Developed in the very early 2000 (the manual date is 2001), the eCos CDL was a remarkably innovative solution for its time, not matched even today.

The bad parts

Although the CDL design was pretty general, being created to support eCos, the CDL was perceived as an eCos specific part, and generally avoided.

Another important issue was the complexity of the CDL scripts, and to some (including myself) the Tcl syntax of the scripts, a bit outdated in the world of JSON/YML.

Other issues:

  • preprocessor only definitions, no direct support for modern solutions like the new C++11 constexpr

Changes in XCDL

XCDL inherits the core concepts from CDL, however some changes were applied.

Tcl replaced by JSON & JavaScript

After a prototyping phase which used Python instead of Tcl, the final format used for the XCDL metadata was settled to JSON, with its simple logical structure, a node has a name, a list of properties and an optional array of children nodes.

Naming scheme shortened

In CDL, the object names were in fact C preprocessor definitions, and the scope of the names was the configuration tree.

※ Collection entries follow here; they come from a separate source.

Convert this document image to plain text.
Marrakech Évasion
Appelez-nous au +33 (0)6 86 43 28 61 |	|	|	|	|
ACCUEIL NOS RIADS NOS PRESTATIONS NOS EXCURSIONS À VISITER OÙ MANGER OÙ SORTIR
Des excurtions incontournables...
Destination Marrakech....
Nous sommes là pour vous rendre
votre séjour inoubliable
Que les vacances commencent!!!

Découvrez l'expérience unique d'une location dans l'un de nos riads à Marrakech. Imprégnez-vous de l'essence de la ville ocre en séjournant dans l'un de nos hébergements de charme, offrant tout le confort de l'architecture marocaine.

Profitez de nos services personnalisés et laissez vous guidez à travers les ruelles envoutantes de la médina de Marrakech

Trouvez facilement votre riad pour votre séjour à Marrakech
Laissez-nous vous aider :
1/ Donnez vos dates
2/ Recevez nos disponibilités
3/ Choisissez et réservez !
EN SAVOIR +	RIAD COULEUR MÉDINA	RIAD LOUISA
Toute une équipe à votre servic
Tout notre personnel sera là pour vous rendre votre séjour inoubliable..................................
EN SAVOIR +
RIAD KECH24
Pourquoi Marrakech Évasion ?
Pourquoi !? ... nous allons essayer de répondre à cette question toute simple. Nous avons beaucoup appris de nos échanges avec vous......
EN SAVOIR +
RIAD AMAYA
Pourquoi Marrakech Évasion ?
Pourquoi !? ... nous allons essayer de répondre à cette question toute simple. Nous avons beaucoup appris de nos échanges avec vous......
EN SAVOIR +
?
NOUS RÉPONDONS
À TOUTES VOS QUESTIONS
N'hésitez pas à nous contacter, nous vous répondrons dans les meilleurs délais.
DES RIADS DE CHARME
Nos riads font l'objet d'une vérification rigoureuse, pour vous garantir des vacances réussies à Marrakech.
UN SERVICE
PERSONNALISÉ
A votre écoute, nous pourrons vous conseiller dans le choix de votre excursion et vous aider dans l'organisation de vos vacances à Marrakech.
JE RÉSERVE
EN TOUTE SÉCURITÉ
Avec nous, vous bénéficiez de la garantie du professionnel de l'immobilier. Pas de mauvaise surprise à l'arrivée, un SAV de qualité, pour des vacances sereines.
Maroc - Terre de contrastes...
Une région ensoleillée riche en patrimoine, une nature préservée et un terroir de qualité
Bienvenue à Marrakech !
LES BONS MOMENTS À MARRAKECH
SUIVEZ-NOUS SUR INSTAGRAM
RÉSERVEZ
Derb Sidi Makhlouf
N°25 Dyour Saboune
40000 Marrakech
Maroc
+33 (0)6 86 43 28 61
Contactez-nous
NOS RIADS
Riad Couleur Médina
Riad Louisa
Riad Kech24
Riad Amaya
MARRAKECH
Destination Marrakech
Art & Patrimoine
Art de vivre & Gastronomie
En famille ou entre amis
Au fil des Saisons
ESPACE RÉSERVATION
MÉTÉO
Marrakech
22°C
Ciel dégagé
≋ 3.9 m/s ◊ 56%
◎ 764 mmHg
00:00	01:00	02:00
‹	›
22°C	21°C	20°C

The first step to separate the node names from the preprocessor definitions was attempted in the Python implementation of XCDL, where separate IDs were used. This solution was perfectly functional, but since the IDs were expected to be unique in the entire object space, they were quite long and hard to handle, not to mention that they were not at all fit to be represented in a graphical user interface.

In the JSON version of XCDL the naming scheme was shortened, and object names were required to be unique only in the scope of the parent node, similar to files in a folder. Recursively applied, this rule produces unique names as long as the entire path is used (again, similarly to files in a file system).

Explicit header file

In CDL, by default, the name and location of the generated header file respected some not very obvious rules, with names derived from the long package name. This was perfectly functional, but made things a bit obscure.

In XCDL the rules were changes to a recursive approach, and the name of the file where to output the generated definitions must be explicitly specified for each object. If not specified, the definition from the parent node is used.